Millennials are often called the MTV generation as they grew up with the beloved music channel. MTV displayed radical music and programs, which influenced young millennials in the 1990s. With the birth and exhibition of hip-hop came hip-hop fashion. This could be seen most notably with MC Hammer and Vanilla Ice, as Scott explains. Scott also explains that with the birth of rap and the internet came a war of censorship against millennial’s past times and interests. 

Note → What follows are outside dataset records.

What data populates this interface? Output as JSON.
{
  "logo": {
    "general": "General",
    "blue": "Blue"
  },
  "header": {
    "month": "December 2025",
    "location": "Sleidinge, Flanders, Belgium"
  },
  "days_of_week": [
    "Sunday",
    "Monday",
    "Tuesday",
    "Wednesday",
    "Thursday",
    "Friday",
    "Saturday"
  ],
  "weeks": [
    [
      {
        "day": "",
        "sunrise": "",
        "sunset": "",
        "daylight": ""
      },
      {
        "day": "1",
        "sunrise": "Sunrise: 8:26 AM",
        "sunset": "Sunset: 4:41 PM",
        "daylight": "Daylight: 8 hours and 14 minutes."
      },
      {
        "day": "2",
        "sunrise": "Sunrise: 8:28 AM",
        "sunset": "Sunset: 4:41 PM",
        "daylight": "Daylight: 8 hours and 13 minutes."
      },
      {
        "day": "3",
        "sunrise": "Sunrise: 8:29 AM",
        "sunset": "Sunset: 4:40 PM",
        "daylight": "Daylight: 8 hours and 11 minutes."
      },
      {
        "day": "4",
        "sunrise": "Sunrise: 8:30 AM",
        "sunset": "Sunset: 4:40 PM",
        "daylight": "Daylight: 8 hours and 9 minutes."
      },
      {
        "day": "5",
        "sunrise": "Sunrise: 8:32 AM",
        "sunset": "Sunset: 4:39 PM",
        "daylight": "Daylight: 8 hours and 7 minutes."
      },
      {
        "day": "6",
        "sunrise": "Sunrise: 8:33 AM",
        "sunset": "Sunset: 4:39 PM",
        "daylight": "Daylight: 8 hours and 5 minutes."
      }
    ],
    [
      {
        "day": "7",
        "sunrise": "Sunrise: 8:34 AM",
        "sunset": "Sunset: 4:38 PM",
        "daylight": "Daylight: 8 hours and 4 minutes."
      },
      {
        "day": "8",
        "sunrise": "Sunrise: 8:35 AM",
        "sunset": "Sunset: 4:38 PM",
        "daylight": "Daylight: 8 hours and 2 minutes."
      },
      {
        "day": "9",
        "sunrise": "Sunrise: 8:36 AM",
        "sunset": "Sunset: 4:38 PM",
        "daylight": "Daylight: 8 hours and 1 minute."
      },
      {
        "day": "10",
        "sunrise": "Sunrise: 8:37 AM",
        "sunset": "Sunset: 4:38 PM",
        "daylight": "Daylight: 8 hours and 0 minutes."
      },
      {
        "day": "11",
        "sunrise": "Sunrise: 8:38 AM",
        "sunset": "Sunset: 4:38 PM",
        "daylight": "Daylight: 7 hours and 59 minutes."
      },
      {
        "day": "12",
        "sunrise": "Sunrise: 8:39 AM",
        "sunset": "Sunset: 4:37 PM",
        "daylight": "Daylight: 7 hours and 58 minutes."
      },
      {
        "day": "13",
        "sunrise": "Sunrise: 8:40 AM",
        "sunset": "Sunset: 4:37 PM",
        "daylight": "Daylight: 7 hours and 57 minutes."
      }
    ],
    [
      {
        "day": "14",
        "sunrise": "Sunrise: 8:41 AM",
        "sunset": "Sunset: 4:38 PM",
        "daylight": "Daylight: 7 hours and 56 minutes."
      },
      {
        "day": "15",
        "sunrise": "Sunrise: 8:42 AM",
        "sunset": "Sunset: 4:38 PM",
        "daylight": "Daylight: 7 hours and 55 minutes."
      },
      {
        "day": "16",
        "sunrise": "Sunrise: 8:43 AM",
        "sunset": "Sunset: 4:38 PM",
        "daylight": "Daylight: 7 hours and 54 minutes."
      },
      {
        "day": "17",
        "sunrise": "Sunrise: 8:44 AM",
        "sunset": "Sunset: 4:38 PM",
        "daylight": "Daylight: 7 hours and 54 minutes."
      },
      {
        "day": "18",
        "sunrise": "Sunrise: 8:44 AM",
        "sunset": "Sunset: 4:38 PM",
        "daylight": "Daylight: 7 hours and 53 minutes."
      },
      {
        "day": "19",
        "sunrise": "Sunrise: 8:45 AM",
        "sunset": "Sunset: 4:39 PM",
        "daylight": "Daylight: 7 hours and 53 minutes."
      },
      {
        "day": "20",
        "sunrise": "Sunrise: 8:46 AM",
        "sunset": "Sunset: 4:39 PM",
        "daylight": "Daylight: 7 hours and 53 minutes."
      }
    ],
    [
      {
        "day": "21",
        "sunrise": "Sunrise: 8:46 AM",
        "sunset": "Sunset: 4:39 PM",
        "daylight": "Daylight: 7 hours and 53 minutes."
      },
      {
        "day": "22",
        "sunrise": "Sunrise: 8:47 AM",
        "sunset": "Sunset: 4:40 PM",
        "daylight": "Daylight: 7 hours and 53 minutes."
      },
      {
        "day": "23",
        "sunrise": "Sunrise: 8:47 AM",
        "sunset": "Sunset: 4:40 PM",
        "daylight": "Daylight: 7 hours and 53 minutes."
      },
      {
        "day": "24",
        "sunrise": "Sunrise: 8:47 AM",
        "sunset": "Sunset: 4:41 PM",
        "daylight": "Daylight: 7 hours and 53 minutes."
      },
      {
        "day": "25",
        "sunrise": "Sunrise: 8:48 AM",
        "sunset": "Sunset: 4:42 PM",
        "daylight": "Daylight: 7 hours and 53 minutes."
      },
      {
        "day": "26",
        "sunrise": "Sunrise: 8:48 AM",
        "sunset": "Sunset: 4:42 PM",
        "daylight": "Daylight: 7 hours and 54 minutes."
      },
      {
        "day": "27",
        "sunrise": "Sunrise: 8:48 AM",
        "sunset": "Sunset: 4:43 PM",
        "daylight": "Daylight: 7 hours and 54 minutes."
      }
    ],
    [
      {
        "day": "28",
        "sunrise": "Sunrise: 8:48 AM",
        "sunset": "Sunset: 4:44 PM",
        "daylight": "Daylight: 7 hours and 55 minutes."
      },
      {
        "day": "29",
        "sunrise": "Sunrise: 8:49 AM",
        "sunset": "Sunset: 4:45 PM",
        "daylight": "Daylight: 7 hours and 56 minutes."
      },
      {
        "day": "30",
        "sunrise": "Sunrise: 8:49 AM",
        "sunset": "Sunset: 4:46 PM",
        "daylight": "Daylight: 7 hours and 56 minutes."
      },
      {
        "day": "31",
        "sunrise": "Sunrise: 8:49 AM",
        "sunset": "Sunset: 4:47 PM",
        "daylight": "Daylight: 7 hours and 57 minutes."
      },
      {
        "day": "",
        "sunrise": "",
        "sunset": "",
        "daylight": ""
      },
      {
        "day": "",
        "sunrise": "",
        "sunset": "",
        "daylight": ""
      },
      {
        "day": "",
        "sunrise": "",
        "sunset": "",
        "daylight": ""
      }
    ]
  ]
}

In the early 2000s came war and major disasters in the US. 9/11 and Hurricane Katrina are two of the most notable events of this period and both have stuck with and influenced the lives on millennials. Scott explains that George Bush’s response to Hurricane Katrina was extremely poor. With both disasters happening during Bush’s administration, as well as the invasions of Afghanistan and Iraq, it’s obvious why millennials opt to vote for the Democrats over the Republicans. However, the neo-liberal politics of Obama and the candidacy of Hillary Clinton have disenfranchised millennials. That was, of course, until Bernie Sanders showed his hand. Sanders arrived in the adulthood of millennials. He showed that politics can be done differently. A socialist way. Who would’ve thought an American socialist would win 23 states in the Democratic primaries? The reason was quite simple – millennials. Perhaps, as Scott pointed out, this is because of the number of internships, temp jobs and work experience that millennials have had to take due to the complete lack of full-time and fulfilling jobs.

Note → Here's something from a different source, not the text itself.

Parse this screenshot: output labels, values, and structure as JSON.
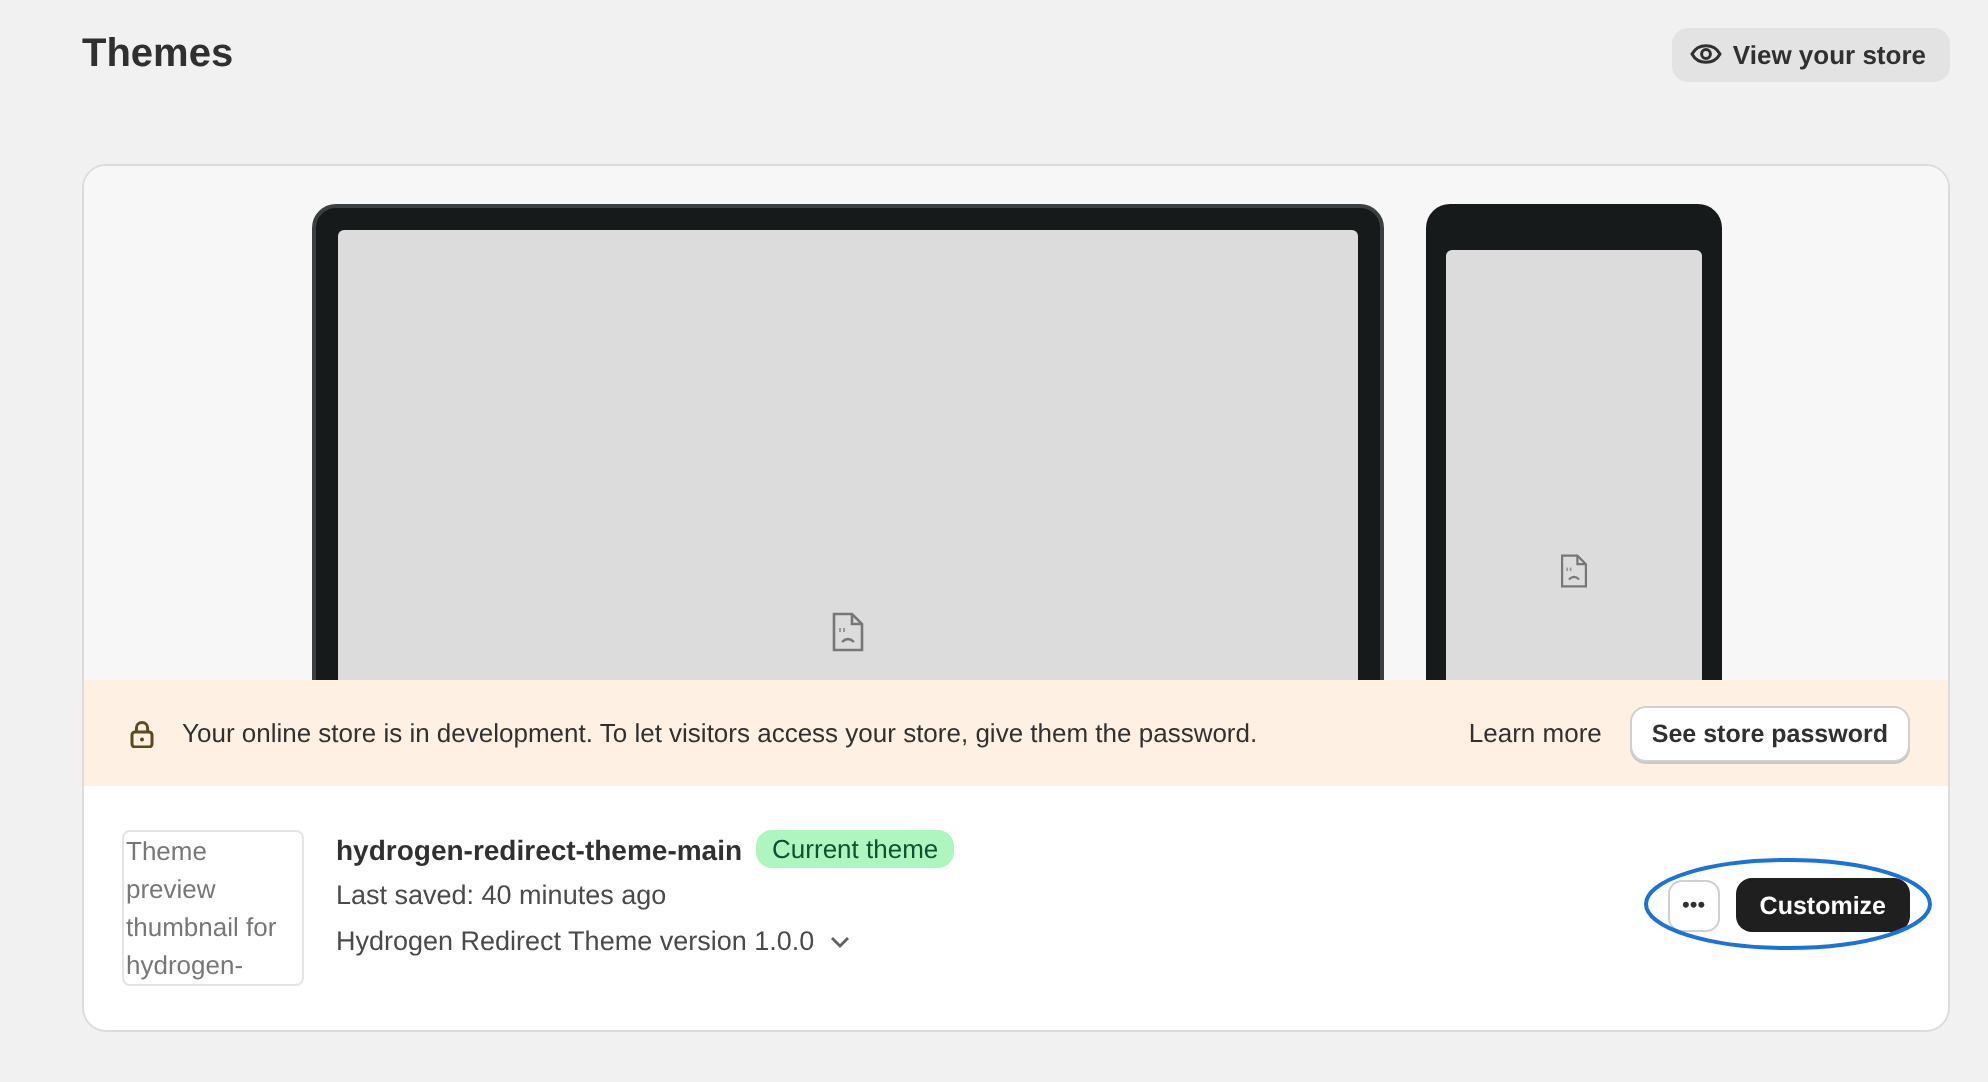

Although I originally thought Scott had just compiled a book of random events from the 80s, 90s and 00s, I soon realised that these events impacted greatly on the minds of millennials and moulded us into the group that we are now. At times, Scott seemed to jump back to the 80s when discussing a different era. Although I’m sure basketball is massive in the lives of Americans, for a Brit reading this, basketball didn’t impact our lives as much if not at all. Luckily for me, as someone who enjoyed basketball in my childhood, I made a connection with this. However, basketball really wasn’t that big for most Brits. That being said, Scott is an American and has written it for Americans as the subheading is ‘A Cultural History of the U.S. from 1982-Present’. I’m not so sure this book is suitable for Brits due to the focus on American popular culture unless, of course, Brits would like to read about America. All in all, Scott has written a well-rounded, well written and nicely separated book. Although the price tag is slightly hefty and some of the points could do with a tiny bit more analysis, it’s an important book. Moreover, Scott comes across as a competent and intelligent writer. ‘Millennials and the Moments that Made Us’ is out in February 2018 by Zero Books.